L’été dernier, Paul Skye Lehrman et Linnea Sage, un jeune couple marié de Manhattan, ont vécu une expérience choquante qui a mis en lumière les dangers croissants de l’intelligence artificielle (IA) dans l’industrie du divertissement. En se rendant à un rendez-vous médical, ils ont écouté un podcast sur la montée de l’IA et les menaces qu’elle représente pour les écrivains, les acteurs et d’autres professionnels du divertissement. Ce sujet n’était pas seulement d’intérêt général pour eux; il les touchait personnellement, étant eux-mêmes acteurs de voix.

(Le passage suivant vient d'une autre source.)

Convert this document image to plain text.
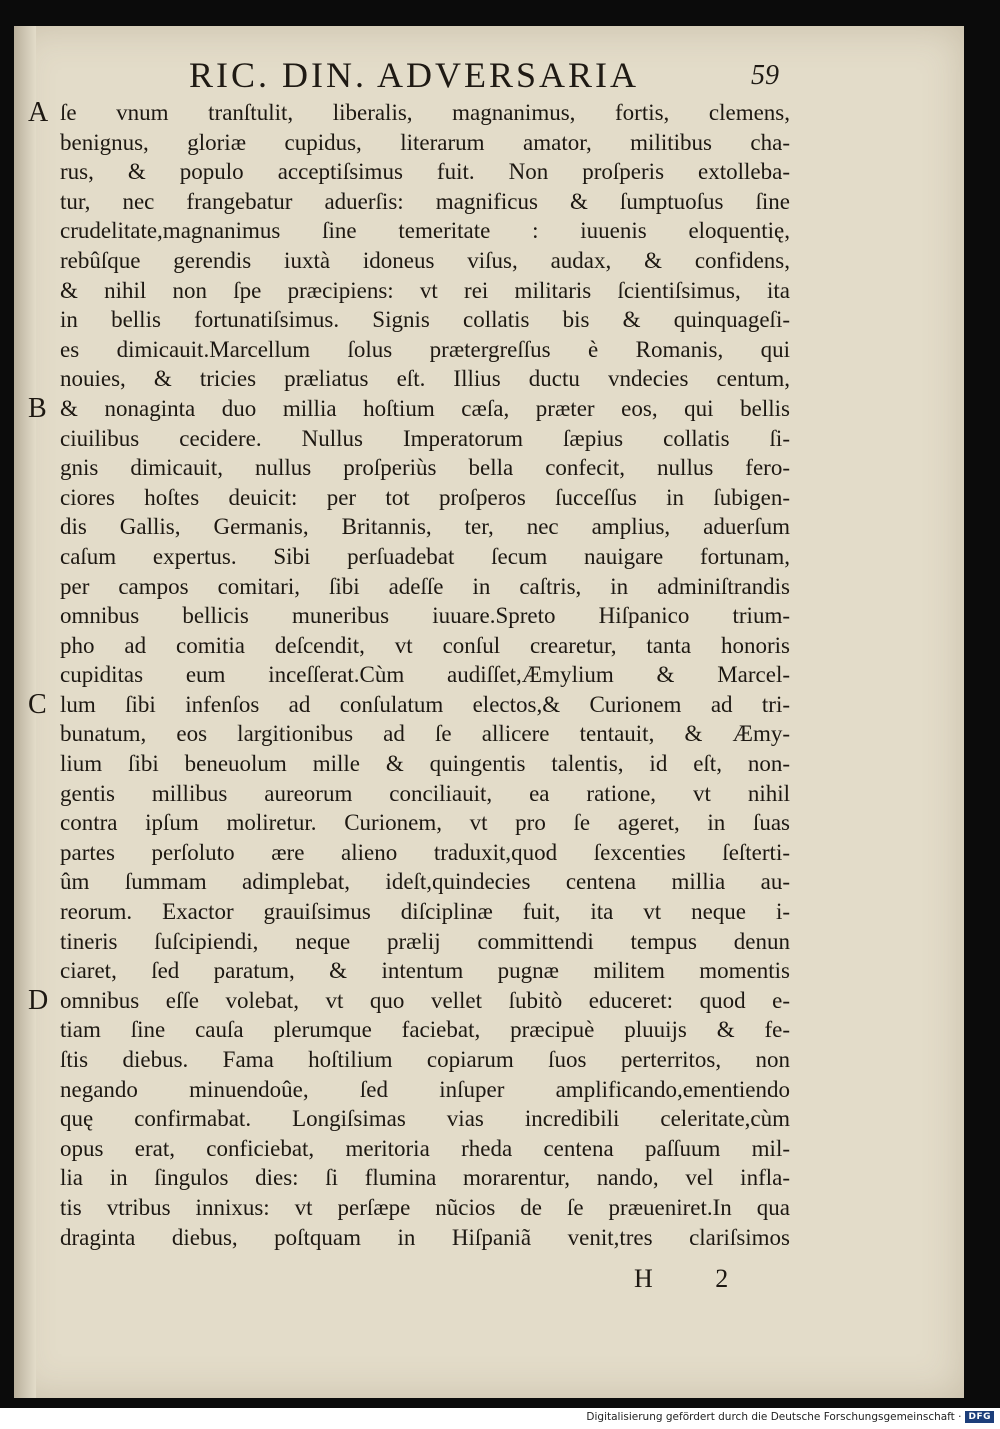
RIC. DIN. ADVERSARIA	59
A ſe vnum tranſtulit, liberalis, magnanimus, fortis, clemens,
benignus, gloriæ cupidus, literarum amator, militibus cha-
rus, & populo acceptiſsimus fuit. Non proſperis extolleba-
tur, nec frangebatur aduerſis: magnificus & ſumptuoſus ſine
crudelitate,magnanimus ſine temeritate : iuuenis eloquentię,
rebûſque gerendis iuxtà idoneus viſus, audax, & confidens,
& nihil non ſpe præcipiens: vt rei militaris ſcientiſsimus, ita
in bellis fortunatiſsimus. Signis collatis bis & quinquageſi-
es dimicauit.Marcellum ſolus prætergreſſus è Romanis, qui
nouies, & tricies præliatus eſt. Illius ductu vndecies centum,
B & nonaginta duo millia hoſtium cæſa, præter eos, qui bellis
ciuilibus cecidere. Nullus Imperatorum ſæpius collatis ſi-
gnis dimicauit, nullus proſperiùs bella confecit, nullus fero-
ciores hoſtes deuicit: per tot proſperos ſucceſſus in ſubigen-
dis Gallis, Germanis, Britannis, ter, nec amplius, aduerſum
caſum expertus. Sibi perſuadebat ſecum nauigare fortunam,
per campos comitari, ſibi adeſſe in caſtris, in adminiſtrandis
omnibus bellicis muneribus iuuare.Spreto Hiſpanico trium-
pho ad comitia deſcendit, vt conſul crearetur, tanta honoris
cupiditas eum inceſſerat.Cùm audiſſet,Æmylium & Marcel-
C lum ſibi infenſos ad conſulatum electos,& Curionem ad tri-
bunatum, eos largitionibus ad ſe allicere tentauit, & Æmy-
lium ſibi beneuolum mille & quingentis talentis, id eſt, non-
gentis millibus aureorum conciliauit, ea ratione, vt nihil
contra ipſum moliretur. Curionem, vt pro ſe ageret, in ſuas
partes perſoluto ære alieno traduxit,quod ſexcenties ſeſterti-
ûm ſummam adimplebat, ideſt,quindecies centena millia au-
reorum. Exactor grauiſsimus diſciplinæ fuit, ita vt neque i-
tineris ſuſcipiendi, neque prælij committendi tempus denun
ciaret, ſed paratum, & intentum pugnæ militem momentis
D omnibus eſſe volebat, vt quo vellet ſubitò educeret: quod e-
tiam ſine cauſa plerumque faciebat, præcipuè pluuijs & fe-
ſtis diebus. Fama hoſtilium copiarum ſuos perterritos, non
negando minuendoûe, ſed inſuper amplificando,ementiendo
quę confirmabat. Longiſsimas vias incredibili celeritate,cùm
opus erat, conficiebat, meritoria rheda centena paſſuum mil-
lia in ſingulos dies: ſi flumina morarentur, nando, vel infla-
tis vtribus innixus: vt perſæpe nũcios de ſe præueniret.In qua
draginta diebus, poſtquam in Hiſpaniã venit,tres clariſsimos
H 2
Digitalisierung gefördert durch die Deutsche Forschungsgemeinschaft · DFG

Alors qu’ils écoutaient attentivement, le podcast a pris une tournure inattendue. L’animateur a mené une interview approfondie avec un chatbot nommé Poe, dont la voix était une réplique exacte de celle de M. Lehrman. La révélation a été un choc total pour le couple. « Il interviewait ma voix au sujet des dangers de l’I.A. et des dommages qu’elle pourrait causer à l’industrie du divertissement, » a déclaré M. Lehrman. « Nous avons arrêté la voiture et sommes restés assis là, absolument stupéfaits, essayant de comprendre ce qui venait de se passer et ce que nous devions faire. »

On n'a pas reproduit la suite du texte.